What Happens After You Upload (OCR & Processing)
When you upload a file to Essal Office, it doesn't simply get stored and filed. It goes through an automatic processing pipeline that makes it searchable, classifies it, and creates a long-term archive copy. This article explains what that pipeline does.
The Processing Pipeline
Step 1 — Text Extraction (OCR)
The first thing Essal Office does is extract the text content from your document.
- Digital PDFs and Office documents — these already contain text, so the text is read directly without OCR. Processing is nearly instant.
- Scanned images and image-only PDFs — these contain no embedded text, so the OCR engine (powered by Tesseract) reads the document page by page, recognizing characters from the image. This takes a few seconds per page.
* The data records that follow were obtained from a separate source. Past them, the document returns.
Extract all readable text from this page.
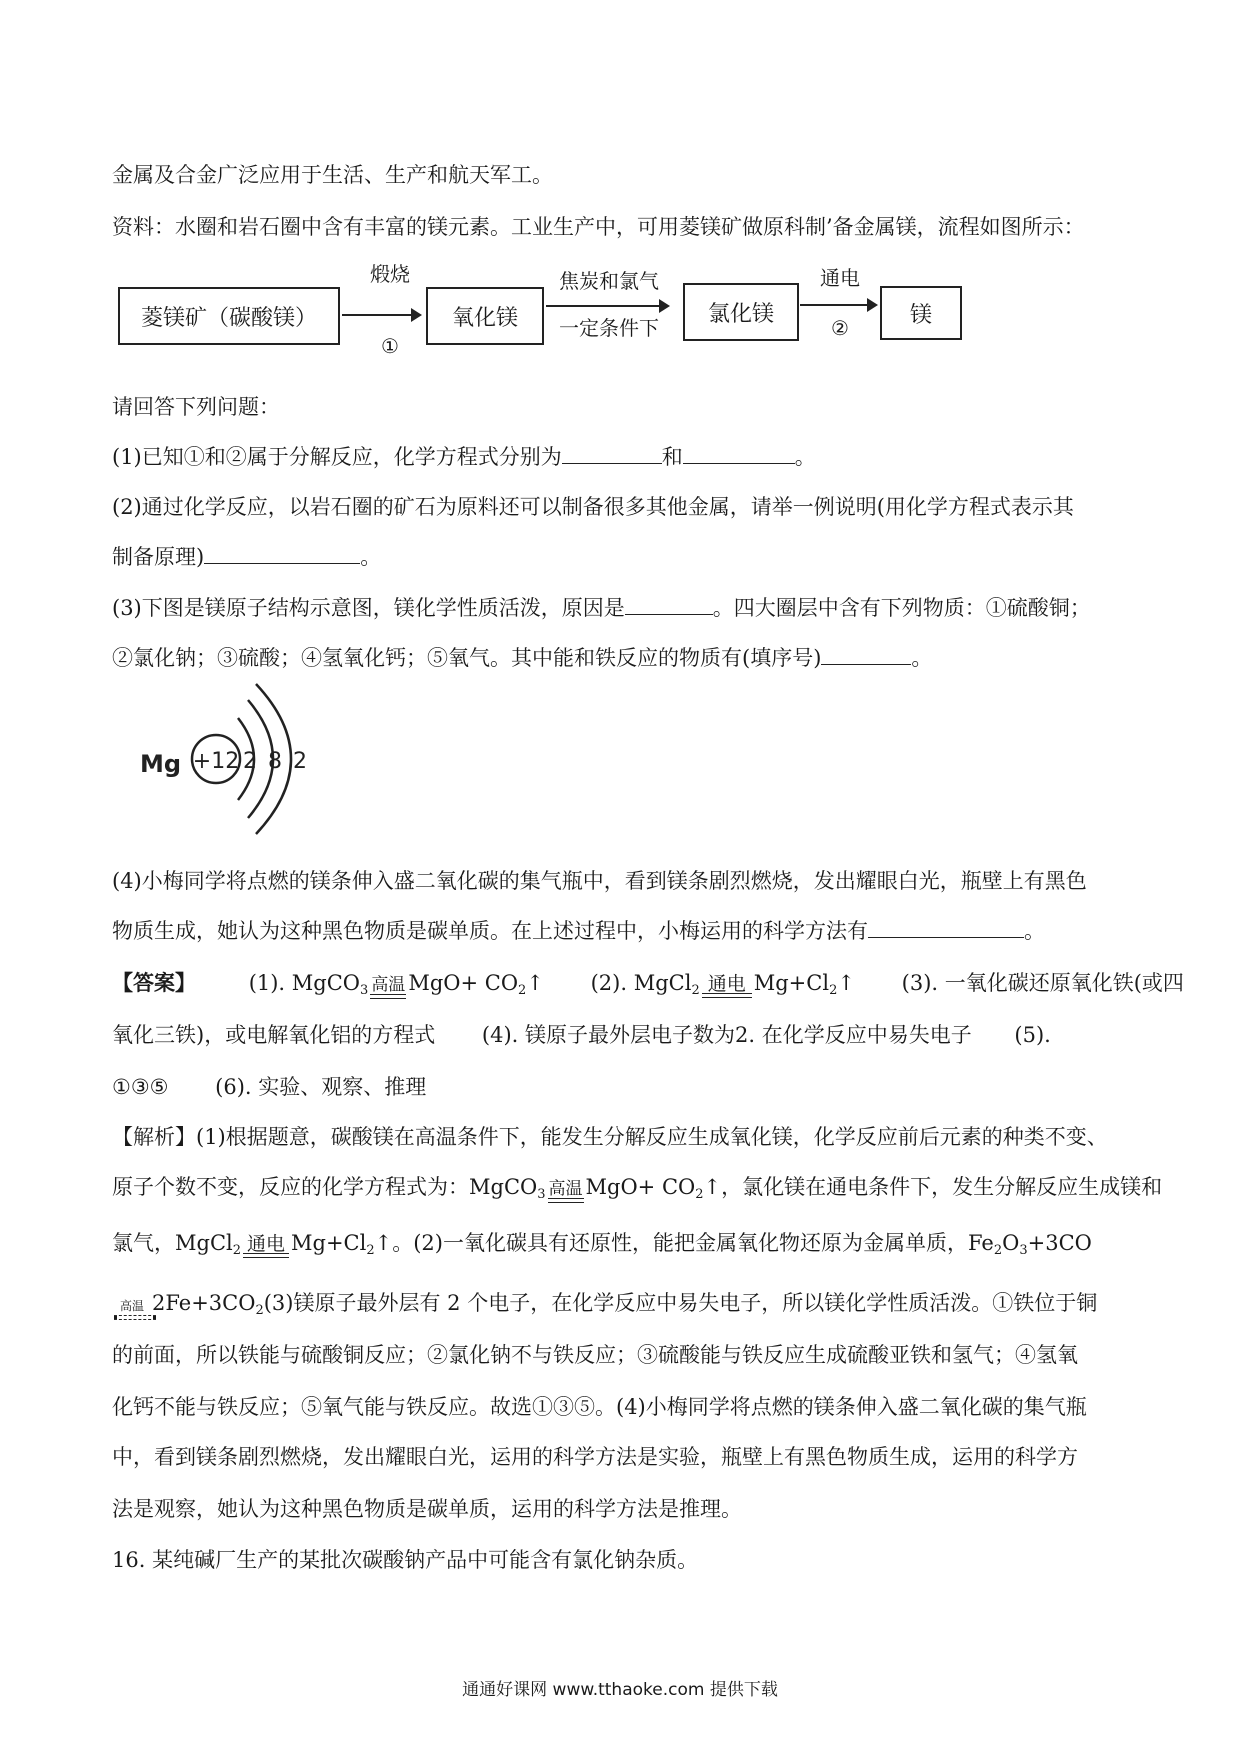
金属及合金广泛应用于生活、生产和航天军工。
资料：水圈和岩石圈中含有丰富的镁元素。工业生产中，可用菱镁矿做原科制’备金属镁，流程如图所示：
菱镁矿（碳酸镁）
煅烧
①
氧化镁
焦炭和氯气
一定条件下
氯化镁
通电
②
镁
请回答下列问题：
(1)已知①和②属于分解反应，化学方程式分别为	和	。
(2)通过化学反应，以岩石圈的矿石为原料还可以制备很多其他金属，请举一例说明(用化学方程式表示其
制备原理)	。
(3)下图是镁原子结构示意图，镁化学性质活泼，原因是	。四大圈层中含有下列物质：①硫酸铜；
②氯化钠；③硫酸；④氢氧化钙；⑤氧气。其中能和铁反应的物质有(填序号)	。
Mg +12 2 8 2
(4)小梅同学将点燃的镁条伸入盛二氧化碳的集气瓶中，看到镁条剧烈燃烧，发出耀眼白光，瓶壁上有黑色
物质生成，她认为这种黑色物质是碳单质。在上述过程中，小梅运用的科学方法有	。
【答案】	(1). MgCO$_3$ 高温 $MgO+ CO_2↑$ (2). MgCl$_2$ 通电 $Mg+Cl_2↑$ (3). 一氧化碳还原氧化铁(或四
氧化三铁)，或电解氧化铝的方程式 (4). 镁原子最外层电子数为2. 在化学反应中易失电子 (5).
①③⑤ (6). 实验、观察、推理
【解析】(1)根据题意，碳酸镁在高温条件下，能发生分解反应生成氧化镁，化学反应前后元素的种类不变、
原子个数不变，反应的化学方程式为：MgCO$_3$ 高温 $MgO+ CO_2↑$，氯化镁在通电条件下，发生分解反应生成镁和
氯气，MgCl$_2$ 通电 $Mg+Cl_2↑$。(2)一氧化碳具有还原性，能把金属氧化物还原为金属单质，$Fe_2O_3+3CO$
高温 $2Fe+3CO_2(3)$镁原子最外层有 2 个电子，在化学反应中易失电子，所以镁化学性质活泼。①铁位于铜
的前面，所以铁能与硫酸铜反应；②氯化钠不与铁反应；③硫酸能与铁反应生成硫酸亚铁和氢气；④氢氧
化钙不能与铁反应；⑤氧气能与铁反应。故选①③⑤。(4)小梅同学将点燃的镁条伸入盛二氧化碳的集气瓶
中，看到镁条剧烈燃烧，发出耀眼白光，运用的科学方法是实验，瓶壁上有黑色物质生成，运用的科学方
法是观察，她认为这种黑色物质是碳单质，运用的科学方法是推理。
16. 某纯碱厂生产的某批次碳酸钠产品中可能含有氯化钠杂质。
通通好课网 www.tthaoke.com 提供下载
- Result — the extracted text is stored as the document's Content, which powers full-text search results and automatic matching rules.
Step 2 — Archive Copy Creation (PDF/A)
Essal Office creates a PDF/A version of your document. PDF/A is an ISO-standardized format specifically designed for long-term archival — it embeds all fonts, color profiles, and metadata directly in the file so it remains readable decades from now without depending on external resources.
For scanned documents, the PDF/A copy includes an invisible text layer with the OCR results, making the text selectable and copyable even in the archive copy.
Your original file is always preserved alongside the archive copy. Essal Office never overwrites the original.
Step 3 — Automatic Matching
Once the text is extracted, Essal Office checks all your configured matching rules — for tags, correspondents, and document types — and applies any that match the document's content, title, or other properties.
For example: - If you've configured a tag called Finance to match any document containing the word "invoice", the tag is applied automatically - If the word "Acme" appears in the document and you have a correspondent called Acme Supplies with a matching rule, it gets assigned - If the document type Invoice has a rule matching common invoice keywords, it gets assigned as the document type
Rules are applied in order. Multiple tags can be assigned simultaneously. Only one correspondent and one document type can be assigned per document.
Step 4 — Indexing
The document's content and all its assigned metadata are added to the search index. From this point, the document is fully searchable by content, title, tag, correspondent, type, and date.
How Long Does Processing Take?
- Document type: Digital PDF (with embedded text)
- Typical processing time: 1–3 seconds
- Document type: Short scanned document (1–5 pages)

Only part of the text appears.